Jenazah korban ditemukan dalam keadaan mengapung di sungai, tidak jauh dari lokasi awal diduga tenggelam sehari sebelumnya, Senin, 9 Februari 2026. Jarak penemuan jasad sekitar 100 meter dari titik kejadian.
Kapolsek Pontang, AKP Muklas, menyampaikan bahwa sebelumnya warga menemukan sejumlah pakaian milik guru madrasah ini berupa baju, celana, dan handuk di tepi Sungai Tembakang sekitar pukul 18.30 WIB.
“Pakaian korban ditemukan di pinggir kali, tepatnya di wilayah RT 12 RW 02 Desa Pulo Kencana,” jelasnya.
Karena korban yang merupakan guru madrasah ini tidak kunjung ditemukan, warga kemudian melaporkan kejadian tersebut ke Polsek Pontang.
Menindaklanjuti laporan itu, aparat kepolisian bersama Tim SAR BPBD Kabupaten Serang serta masyarakat setempat segera melakukan pencarian.
Proses Pencarian Sang Guru Madrasah
Namun, proses pencarian sang guru madrasah sempat dihentikan sementara pada malam hari lantaran kondisi sungai yang gelap serta banyaknya rerumputan yang menutupi permukaan air.
“Kondisi di lokasi cukup menyulitkan karena gelap dan banyak semak di sungai, sehingga pencarian kami tunda,” ujar Muklas.
Upaya pencarian kembali dilanjutkan pada Selasa dini hari hingga akhirnya jasad korban berhasil ditemukan mengambang di aliran Sungai Tembakang.
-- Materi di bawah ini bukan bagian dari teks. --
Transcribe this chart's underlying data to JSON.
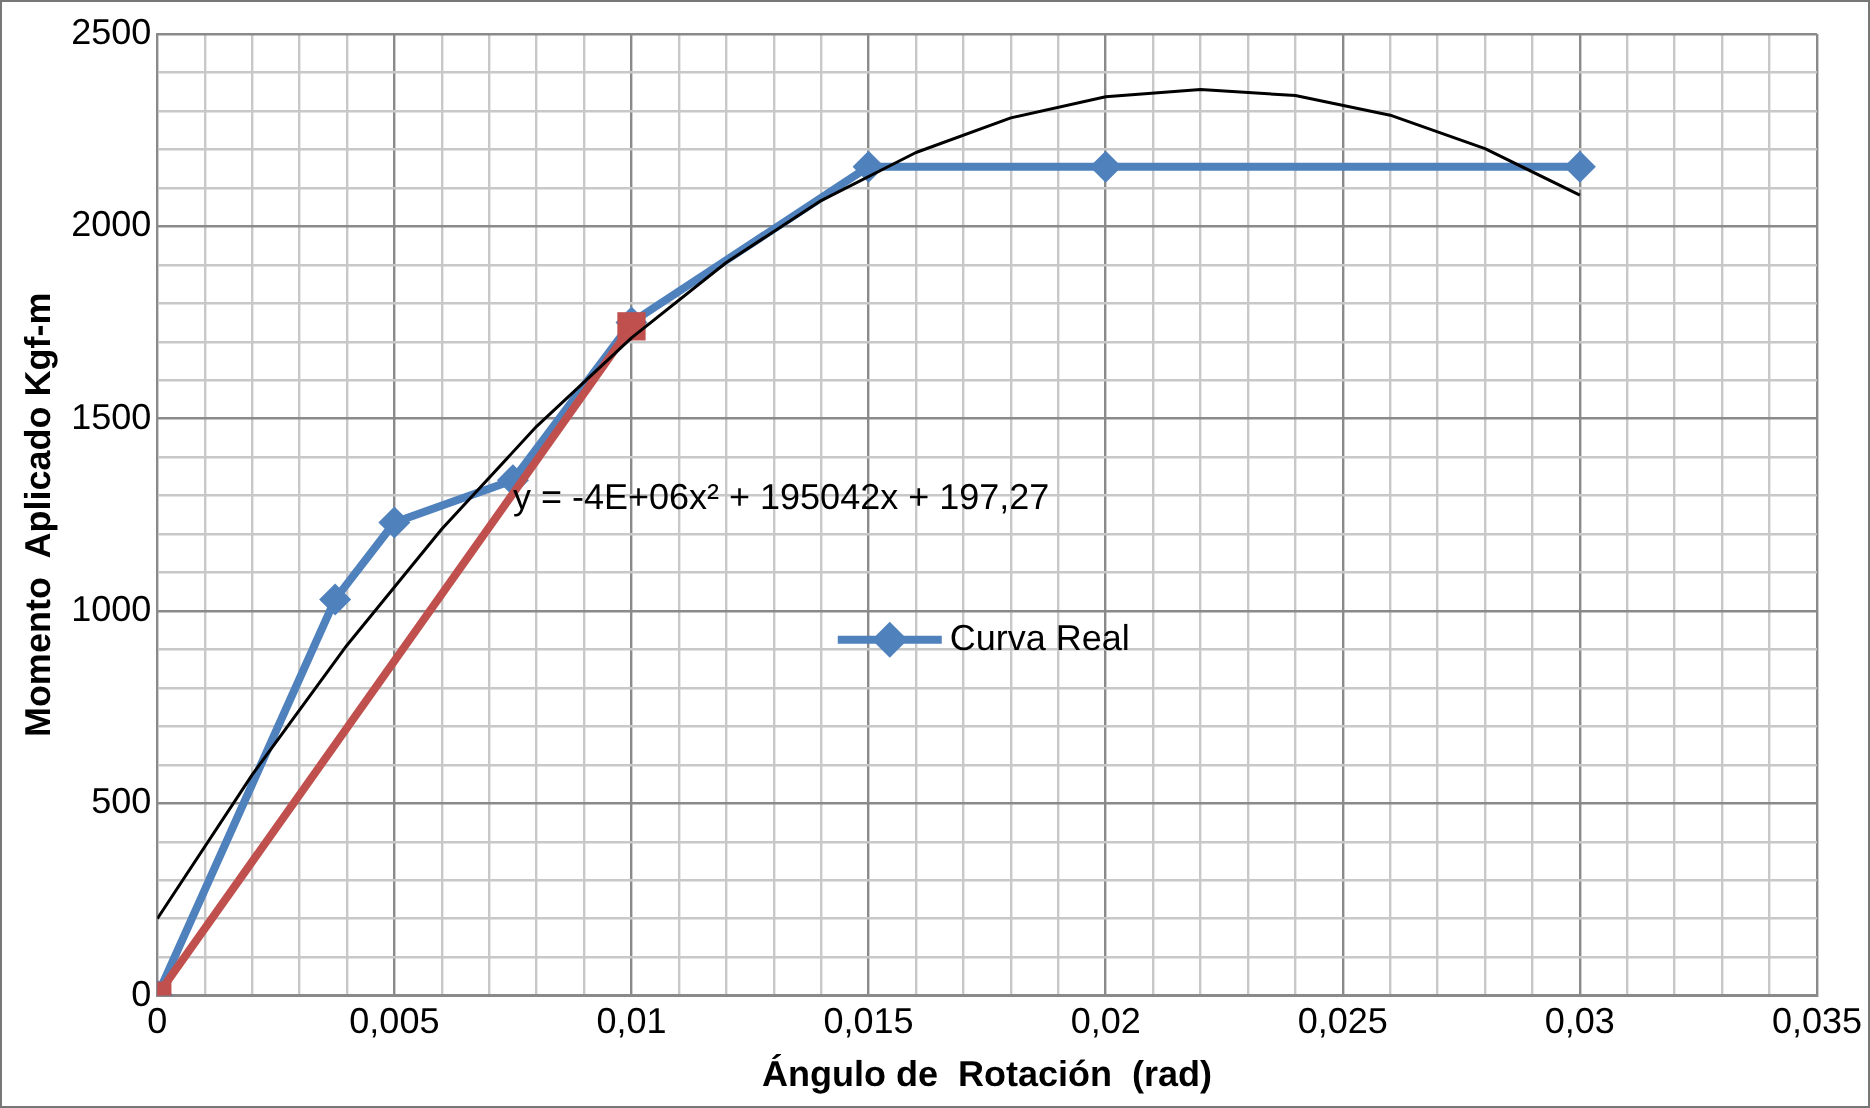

Berdasarkan keterangan keluarga dan warga sekitar, korban diketahui memiliki riwayat penyakit epilepsi yang dapat kambuh secara tiba-tiba. Polisi menduga korban terpeleset lalu jatuh ke sungai saat penyakitnya kambuh.
“Korban diduga mengalami kecelakaan akibat penyakit yang dideritanya,” tambah Kapolsek.
Setelah dievakuasi, jenazah korban langsung diserahkan kepada pihak keluarga untuk dimakamkan. Pihak kepolisian memastikan tidak ditemukan adanya unsur kekerasan pada tubuh korban.
Keluarga juga menolak dilakukan autopsi dan memilih untuk segera memakamkan almarhum.